Who was responsible for Resolution 242? The resolution in its present form was introduced in the United Nations Security Council by the UK Permanent Representative to the UN, Lord Caradon (whose commoner name was Hugh Mackintosh Foot). However the impetus or initiative for the Resolution of November 22, 1967 came from the American Government under President Lyndon B. Johnson and has been pursued relentlessly by every American Government since then, including all the Secretaries of State, from Dean Rusk, William Rogers, Henry Kissinger, George Schultz and so on, with the one honourable exception of Alexander Haig.
I do not understand how reputed scholars like John Mearsheimer and Stephen Walt, who claim in their book that the Israel lobby and American Jews control U.S. Foreign Policy, can say that in light of the fact that the American Government has never ceased to demand that Israel evacuate all of the liberated territories on all fronts except for insubstantial border rectifications. It appears to me that the U.S Government, far from supporting Israel as regards its rights to keep the liberated territories, rights which were derived from the San Remo Resolution and the Mandate for Palestine, has done everything possible to deny those rights, which incidentally is contrary to the Anglo-American Treaty of December 3, 1924 on Palestine proclaimed a year later by President Calvin Coolridge. This treaty has expired but Jewish rights to all of Palestine that the American Government recognised in 1924 still remain valid and in force.
Resolution 242 has been inserted into every peace document since its adoption on November 22, 1967 – in the Camp David Framework Agreement for Peace in the Middle East, in the Egyptian-Israeli Peace Treaty of March 26, 1979, in the Israel-PLO Agreements from 1993 onwards and in the Road Map Peace Plan of 2003.

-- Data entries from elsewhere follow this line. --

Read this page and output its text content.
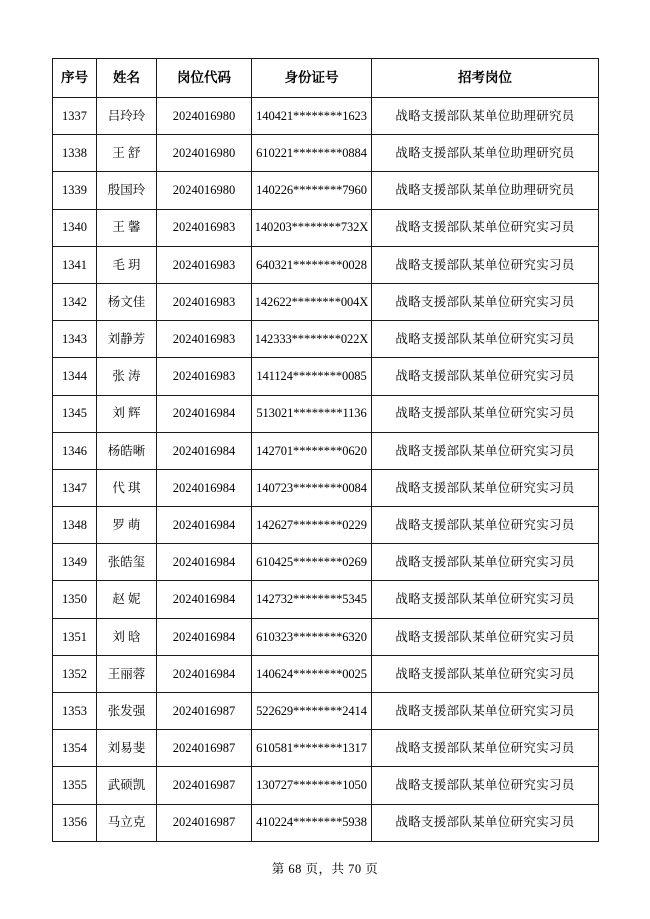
序号	姓名	岗位代码	身份证号	招考岗位
1337	吕玲玲	2024016980	140421********1623	战略支援部队某单位助理研究员
1338	王 舒	2024016980	610221********0884	战略支援部队某单位助理研究员
1339	殷国玲	2024016980	140226********7960	战略支援部队某单位助理研究员
1340	王 馨	2024016983	140203********732X	战略支援部队某单位研究实习员
1341	毛 玥	2024016983	640321********0028	战略支援部队某单位研究实习员
1342	杨文佳	2024016983	142622********004X	战略支援部队某单位研究实习员
1343	刘静芳	2024016983	142333********022X	战略支援部队某单位研究实习员
1344	张 涛	2024016983	141124********0085	战略支援部队某单位研究实习员
1345	刘 辉	2024016984	513021********1136	战略支援部队某单位研究实习员
1346	杨皓晰	2024016984	142701********0620	战略支援部队某单位研究实习员
1347	代 琪	2024016984	140723********0084	战略支援部队某单位研究实习员
1348	罗 萌	2024016984	142627********0229	战略支援部队某单位研究实习员
1349	张皓玺	2024016984	610425********0269	战略支援部队某单位研究实习员
1350	赵 妮	2024016984	142732********5345	战略支援部队某单位研究实习员
1351	刘 晗	2024016984	610323********6320	战略支援部队某单位研究实习员
1352	王丽蓉	2024016984	140624********0025	战略支援部队某单位研究实习员
1353	张发强	2024016987	522629********2414	战略支援部队某单位研究实习员
1354	刘易斐	2024016987	610581********1317	战略支援部队某单位研究实习员
1355	武硕凯	2024016987	130727********1050	战略支援部队某单位研究实习员
1356	马立克	2024016987	410224********5938	战略支援部队某单位研究实习员
第 68 页，共 70 页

Resolution 242 thus, in effect, produced the Annapolis Conference taking place today since, as I said earlier, it calls for Israeli withdrawal from the alleged occupied territories for the sake of peace. For the Arabs, that means a withdrawal from all the so-called occupied territories. For us that means withdrawal only to “secure and recognised boundaries”. But how secure will our boundaries be if we withdraw, as Prime Minister Ehud Olmert and Vice Premier Haim Ramon have advocated, from most of Judea and Samaria and divide the holy city of Jerusalem? The Annapolis Conference could not have happened without Israel’s suicidal acceptance of Resolution 242. A future Government of Israel must renounce this resolution if we are to keep our ancestral land and patrimony – Judea, Samaria and Gaza.